Illustrative diagram of orchard, represented by an 11 by 11 grid of trees, where evenly spaced Xs mark out three trees in columns 2, 5, and 8, while two trees have Xs in columns 4, 7, and 10, and columns 1, 3, 6, 9, and 11 are empty. — Figure 12. Suggested zig-zag pattern for the collection of foliar samples in the orchard. The first and second columns of Xs make up one composite sample, while the third and fourth columns of Xs make up another, and the fifth and sixth columns of Xs represent another.
Credit: Jonathan Clavijo-Herrera, UF/IFAS

4. Store the sample bags and keep them cool and dry until shipment.

5. Ship the samples to your preferred diagnostic laboratory as soon as possible. If immediate shipment is not possible, drying the samples for storage is suggested.
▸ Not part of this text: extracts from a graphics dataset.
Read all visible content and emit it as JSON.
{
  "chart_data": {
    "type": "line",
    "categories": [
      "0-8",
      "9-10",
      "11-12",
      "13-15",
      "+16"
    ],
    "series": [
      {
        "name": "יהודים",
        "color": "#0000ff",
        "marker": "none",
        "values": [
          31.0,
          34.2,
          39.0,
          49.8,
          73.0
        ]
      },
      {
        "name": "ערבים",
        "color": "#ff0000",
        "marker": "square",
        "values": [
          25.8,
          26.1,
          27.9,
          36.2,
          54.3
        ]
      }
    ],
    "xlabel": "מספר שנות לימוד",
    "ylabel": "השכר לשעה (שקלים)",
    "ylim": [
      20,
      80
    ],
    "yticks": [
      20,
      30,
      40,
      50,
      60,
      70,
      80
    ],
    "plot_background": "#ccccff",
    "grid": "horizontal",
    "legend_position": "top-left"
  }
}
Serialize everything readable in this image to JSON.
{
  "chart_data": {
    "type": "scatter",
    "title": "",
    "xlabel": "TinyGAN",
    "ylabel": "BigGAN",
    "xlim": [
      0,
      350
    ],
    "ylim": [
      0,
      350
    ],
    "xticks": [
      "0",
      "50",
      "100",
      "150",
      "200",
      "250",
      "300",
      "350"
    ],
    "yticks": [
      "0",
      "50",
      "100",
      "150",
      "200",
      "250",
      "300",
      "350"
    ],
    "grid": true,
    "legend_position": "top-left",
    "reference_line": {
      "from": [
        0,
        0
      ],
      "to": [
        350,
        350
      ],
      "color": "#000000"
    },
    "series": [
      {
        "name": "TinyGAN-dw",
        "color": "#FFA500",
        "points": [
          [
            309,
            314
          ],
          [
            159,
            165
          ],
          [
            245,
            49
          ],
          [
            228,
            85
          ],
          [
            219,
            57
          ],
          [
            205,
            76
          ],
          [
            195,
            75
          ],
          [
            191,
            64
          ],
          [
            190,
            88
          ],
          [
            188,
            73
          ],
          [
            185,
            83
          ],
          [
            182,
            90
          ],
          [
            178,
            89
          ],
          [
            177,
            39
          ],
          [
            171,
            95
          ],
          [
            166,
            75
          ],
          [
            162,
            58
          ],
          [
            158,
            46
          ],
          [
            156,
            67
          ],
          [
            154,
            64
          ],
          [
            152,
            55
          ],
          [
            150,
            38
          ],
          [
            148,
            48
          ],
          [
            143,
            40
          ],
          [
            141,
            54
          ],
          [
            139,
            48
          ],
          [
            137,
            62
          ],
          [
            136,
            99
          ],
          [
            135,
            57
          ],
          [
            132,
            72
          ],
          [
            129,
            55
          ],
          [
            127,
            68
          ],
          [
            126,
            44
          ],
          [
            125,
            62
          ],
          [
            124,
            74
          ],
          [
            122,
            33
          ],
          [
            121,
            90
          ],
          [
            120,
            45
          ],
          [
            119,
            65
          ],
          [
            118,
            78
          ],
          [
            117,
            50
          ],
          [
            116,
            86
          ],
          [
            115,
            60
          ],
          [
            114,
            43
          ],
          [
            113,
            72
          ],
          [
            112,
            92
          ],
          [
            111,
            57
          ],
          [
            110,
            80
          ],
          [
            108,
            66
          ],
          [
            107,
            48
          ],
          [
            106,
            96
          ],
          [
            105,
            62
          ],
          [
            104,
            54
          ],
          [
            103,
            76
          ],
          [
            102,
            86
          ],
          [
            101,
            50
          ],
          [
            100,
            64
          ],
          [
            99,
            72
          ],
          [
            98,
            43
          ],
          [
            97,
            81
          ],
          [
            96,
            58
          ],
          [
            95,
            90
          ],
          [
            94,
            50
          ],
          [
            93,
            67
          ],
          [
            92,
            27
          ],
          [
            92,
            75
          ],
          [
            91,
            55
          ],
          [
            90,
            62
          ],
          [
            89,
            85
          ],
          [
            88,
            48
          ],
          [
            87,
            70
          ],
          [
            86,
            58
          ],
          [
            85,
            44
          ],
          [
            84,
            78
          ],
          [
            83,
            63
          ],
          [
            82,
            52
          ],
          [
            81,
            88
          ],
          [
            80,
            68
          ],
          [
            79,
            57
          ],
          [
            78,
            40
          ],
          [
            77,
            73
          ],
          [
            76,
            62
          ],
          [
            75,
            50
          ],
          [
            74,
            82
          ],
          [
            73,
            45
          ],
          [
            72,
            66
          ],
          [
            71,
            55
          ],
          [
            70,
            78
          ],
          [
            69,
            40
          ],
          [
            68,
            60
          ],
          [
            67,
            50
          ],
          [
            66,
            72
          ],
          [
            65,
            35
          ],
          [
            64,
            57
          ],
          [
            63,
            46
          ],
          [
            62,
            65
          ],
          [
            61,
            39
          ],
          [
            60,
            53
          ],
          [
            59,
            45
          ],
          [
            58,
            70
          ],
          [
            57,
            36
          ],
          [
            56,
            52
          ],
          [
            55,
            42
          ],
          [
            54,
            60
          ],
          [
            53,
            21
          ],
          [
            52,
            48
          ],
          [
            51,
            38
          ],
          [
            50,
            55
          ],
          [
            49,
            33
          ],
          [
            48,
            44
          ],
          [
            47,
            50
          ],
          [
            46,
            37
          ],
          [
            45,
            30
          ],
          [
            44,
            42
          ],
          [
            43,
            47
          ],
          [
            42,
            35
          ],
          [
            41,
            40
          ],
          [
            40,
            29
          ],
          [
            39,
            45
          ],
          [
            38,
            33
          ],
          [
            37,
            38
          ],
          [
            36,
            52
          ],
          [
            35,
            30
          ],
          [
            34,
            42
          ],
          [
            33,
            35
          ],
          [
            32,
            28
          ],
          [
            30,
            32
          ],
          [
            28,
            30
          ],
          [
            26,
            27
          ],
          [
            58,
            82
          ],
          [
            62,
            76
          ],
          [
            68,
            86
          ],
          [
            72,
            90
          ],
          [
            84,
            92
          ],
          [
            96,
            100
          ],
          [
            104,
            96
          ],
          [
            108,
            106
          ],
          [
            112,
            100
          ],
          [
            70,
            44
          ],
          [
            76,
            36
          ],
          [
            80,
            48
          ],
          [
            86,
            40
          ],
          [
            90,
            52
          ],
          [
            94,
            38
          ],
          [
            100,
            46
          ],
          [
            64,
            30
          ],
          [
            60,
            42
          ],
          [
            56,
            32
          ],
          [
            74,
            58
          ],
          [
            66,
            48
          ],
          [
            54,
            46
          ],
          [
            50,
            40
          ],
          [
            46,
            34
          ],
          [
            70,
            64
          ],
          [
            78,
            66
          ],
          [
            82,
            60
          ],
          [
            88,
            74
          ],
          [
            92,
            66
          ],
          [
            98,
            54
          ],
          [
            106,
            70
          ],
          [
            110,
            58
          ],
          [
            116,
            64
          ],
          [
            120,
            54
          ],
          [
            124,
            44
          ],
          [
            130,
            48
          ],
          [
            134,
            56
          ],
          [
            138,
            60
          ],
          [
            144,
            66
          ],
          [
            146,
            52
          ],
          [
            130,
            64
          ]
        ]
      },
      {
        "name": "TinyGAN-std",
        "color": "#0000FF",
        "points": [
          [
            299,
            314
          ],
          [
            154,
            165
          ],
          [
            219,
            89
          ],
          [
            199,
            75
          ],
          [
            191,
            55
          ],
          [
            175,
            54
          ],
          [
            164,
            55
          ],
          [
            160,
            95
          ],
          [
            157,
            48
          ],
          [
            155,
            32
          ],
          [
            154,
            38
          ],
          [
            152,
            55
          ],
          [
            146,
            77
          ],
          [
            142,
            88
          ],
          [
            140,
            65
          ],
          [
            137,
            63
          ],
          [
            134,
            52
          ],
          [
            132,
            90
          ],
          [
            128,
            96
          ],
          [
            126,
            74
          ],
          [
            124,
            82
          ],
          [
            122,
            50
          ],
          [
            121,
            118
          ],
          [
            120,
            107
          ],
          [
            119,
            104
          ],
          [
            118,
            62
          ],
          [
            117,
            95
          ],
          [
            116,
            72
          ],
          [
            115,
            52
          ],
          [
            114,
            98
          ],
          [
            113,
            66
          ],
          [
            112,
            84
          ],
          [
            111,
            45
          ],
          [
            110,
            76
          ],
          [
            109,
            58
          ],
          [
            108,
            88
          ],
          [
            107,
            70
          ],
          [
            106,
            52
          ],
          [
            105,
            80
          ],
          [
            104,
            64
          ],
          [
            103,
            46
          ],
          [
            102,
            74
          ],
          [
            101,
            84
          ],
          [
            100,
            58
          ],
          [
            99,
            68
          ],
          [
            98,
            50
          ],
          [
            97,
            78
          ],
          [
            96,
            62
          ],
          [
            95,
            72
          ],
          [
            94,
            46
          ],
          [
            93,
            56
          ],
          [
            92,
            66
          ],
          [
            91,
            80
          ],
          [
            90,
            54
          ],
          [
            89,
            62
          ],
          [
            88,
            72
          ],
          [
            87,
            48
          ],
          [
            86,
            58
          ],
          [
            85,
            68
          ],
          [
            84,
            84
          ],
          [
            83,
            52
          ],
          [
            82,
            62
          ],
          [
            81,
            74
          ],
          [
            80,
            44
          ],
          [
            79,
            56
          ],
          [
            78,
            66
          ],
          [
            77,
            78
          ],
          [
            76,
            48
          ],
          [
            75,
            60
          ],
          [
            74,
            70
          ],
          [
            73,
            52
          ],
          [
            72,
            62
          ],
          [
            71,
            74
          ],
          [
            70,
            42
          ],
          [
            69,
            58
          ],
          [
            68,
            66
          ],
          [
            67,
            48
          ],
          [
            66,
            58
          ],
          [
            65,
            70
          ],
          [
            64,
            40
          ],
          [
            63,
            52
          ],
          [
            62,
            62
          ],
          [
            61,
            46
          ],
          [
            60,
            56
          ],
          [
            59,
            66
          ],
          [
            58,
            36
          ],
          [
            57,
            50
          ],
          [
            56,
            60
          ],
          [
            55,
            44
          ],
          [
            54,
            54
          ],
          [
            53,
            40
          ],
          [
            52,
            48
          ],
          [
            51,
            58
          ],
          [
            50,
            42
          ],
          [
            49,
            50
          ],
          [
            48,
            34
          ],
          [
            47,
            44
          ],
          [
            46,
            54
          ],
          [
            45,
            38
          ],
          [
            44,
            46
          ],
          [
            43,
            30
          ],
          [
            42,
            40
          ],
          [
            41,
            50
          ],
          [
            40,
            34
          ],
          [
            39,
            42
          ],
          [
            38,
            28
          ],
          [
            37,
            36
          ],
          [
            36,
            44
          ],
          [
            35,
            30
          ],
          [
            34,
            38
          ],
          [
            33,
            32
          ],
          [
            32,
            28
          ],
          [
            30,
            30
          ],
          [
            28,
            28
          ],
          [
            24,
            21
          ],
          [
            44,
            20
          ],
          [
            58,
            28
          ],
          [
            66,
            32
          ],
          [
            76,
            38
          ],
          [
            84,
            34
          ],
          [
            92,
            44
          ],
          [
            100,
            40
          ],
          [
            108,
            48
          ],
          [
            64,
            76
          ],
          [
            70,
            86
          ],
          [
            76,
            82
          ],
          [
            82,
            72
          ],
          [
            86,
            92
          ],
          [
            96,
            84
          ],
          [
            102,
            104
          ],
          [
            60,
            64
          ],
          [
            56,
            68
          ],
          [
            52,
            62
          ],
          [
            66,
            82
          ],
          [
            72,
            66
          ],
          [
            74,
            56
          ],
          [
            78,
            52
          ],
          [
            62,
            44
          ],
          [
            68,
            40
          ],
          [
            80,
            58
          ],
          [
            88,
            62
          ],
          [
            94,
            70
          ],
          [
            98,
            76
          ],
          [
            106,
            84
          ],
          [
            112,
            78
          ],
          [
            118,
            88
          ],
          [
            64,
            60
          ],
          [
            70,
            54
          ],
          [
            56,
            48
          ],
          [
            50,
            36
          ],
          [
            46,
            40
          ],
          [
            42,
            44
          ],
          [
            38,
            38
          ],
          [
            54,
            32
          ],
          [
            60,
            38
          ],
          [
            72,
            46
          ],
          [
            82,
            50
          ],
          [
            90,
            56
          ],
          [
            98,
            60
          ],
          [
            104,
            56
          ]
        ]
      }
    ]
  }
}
The UF/IFAS ESTL provides plant tissue testing services and instructions.

Conclusion

Nutrient sufficiency ranges are an essential tool for assessing orchard health. Visual symptoms, particularly in the leaves, can also indicate nutrient deficiencies. However, a strong nutrient management program requires making decisions based on solid information. Consequently, regular soil and foliar sampling should be performed in the orchard. Soil analysis is particularly useful before planting, as it guides initial fertilization practices and can help to implement amendments, if required. On the other hand, foliar sampling should be performed at least once a year to assess orchard health and determine whether the current nutrient management practices are adequate or require adjustment. These guidelines provide a general framework to optimize nutrient management and support the long-term sustainability of peach orchards in the state.